As far as I know fork() will spawn a new child process. Why would I want to do that twice?
All right, so now first of all: what is a zombie process? It's a process that is dead, but its parent was busy doing some other work, hence it could not collect the child's exit status. In some cases, the child runs for a very long time, the parent cannot wait for that long, and will continue with it's work (note that the parent doesn't die, but continues its remaining tasks but doesn't care about the child). In this way, a zombie process is created. Now let's get down to business. How does forking twice help here? The important thing to note is that the grandchild does the work which the parent process wants its child to do. Now the first time fork is called, the first child simply forks again and exits. This way, the parent doesn't have to wait for a long time to collect the child's exit status (since the child's only job is to create another child and exit). So, the first child doesn't become a zombie. As for the grandchild, its parent has already died. Hence the grandchild will be adopted by the init process, which always collects the exit status of all its child processes. So, now the parent doesn't have to wait for very long, and no zombie process will be created. There are other ways to avoid a zombie process; this is just a common technique. Hope this helps!
In Linux, a daemon is typically created by forking twice with the intermediate process exiting after forking the grandchild. This has the effect of orphaning the grandchild process. As a result, it becomes the responsibility of the OS to clean up after it if it terminates. The reason has to do with what are known as zombie processes which continue to live and consume resources after exiting because their parent, who'd normally be responsible for the cleaning up, has also died.

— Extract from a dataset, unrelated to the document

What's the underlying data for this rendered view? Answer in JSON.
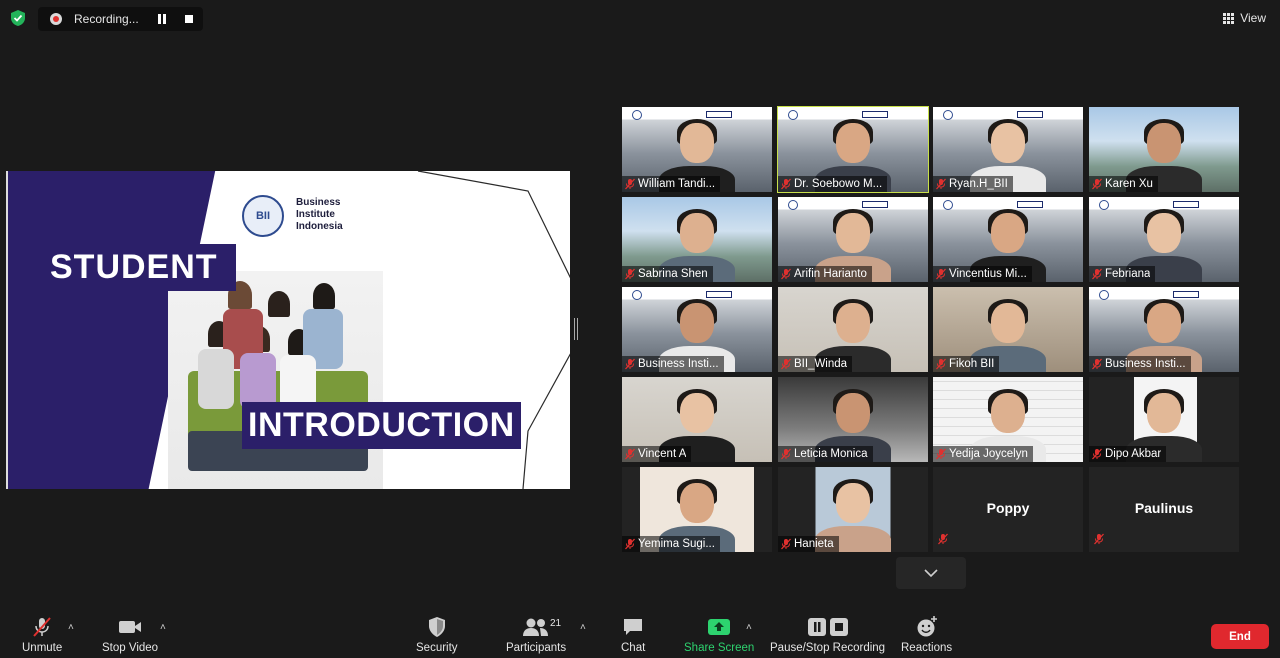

Also from the documentation,
Normally Nagios will fork() twice when it executes host and service checks. This is done to (1) ensure a high level of resistance against plugins that go awry and segfault and (2) make the OS deal with cleaning up the grandchild process once it exits.
Unix Programming Faq §1.6.2:
1.6.2 How do I prevent them from occuring?
You need to ensure that your parent process calls wait() (or
waitpid(), wait3(), etc.) for every child process that terminates;
or, on some systems, you can instruct the system that you are
uninterested in child exit states.
Another approach is to fork() twice, and have the immediate child
process exit straight away. This causes the grandchild process to be
orphaned, so the init process is responsible for cleaning it up. For
code to do this, see the function fork2() in the examples section.
To ignore child exit states, you need to do the following (check your
system's manpages to see if this works):
struct sigaction sa;
sa.sa_handler = SIG_IGN;
#ifdef SA_NOCLDWAIT
sa.sa_flags = SA_NOCLDWAIT;
#else
sa.sa_flags = 0;
#endif
sigemptyset(&sa.sa_mask);
sigaction(SIGCHLD, &sa, NULL);
If this is successful, then the wait() functions are prevented from
working; if any of them are called, they will wait until all child
processes have terminated, then return failure with errno == ECHILD.
The other technique is to catch the SIGCHLD signal, and have the
signal handler call waitpid() or wait3(). See the examples section
for a complete program.
This code demonstrates how to use the double fork method to allow the grandchild process to become adopted by init, without risk of zombie processes.
#include <stdio.h>
#include <unistd.h>
#include <stdlib.h>
#include <sys/types.h>
int main()
{
pid_t p1 = fork();
if (p1 != 0)
{
printf("p1 process id is %d", getpid());
wait();
system("ps");
}
else
{
pid_t p2 = fork();
int pid = getpid();
if (p2 != 0)
{
printf("p2 process id is %d", pid);
}
else
{
printf("p3 process id is %d", pid);
}
exit(0);
}
}
The parent will fork the new child process, and then wait for it to finish. The child will fork a grandchild process, and then exit(0).
In this case, the grandchild doesn't do anything except exit(0), but could be made to do whatever you'd like the daemon process to do. The grandchild may live long and will be reclaimed by the init process, when it is complete.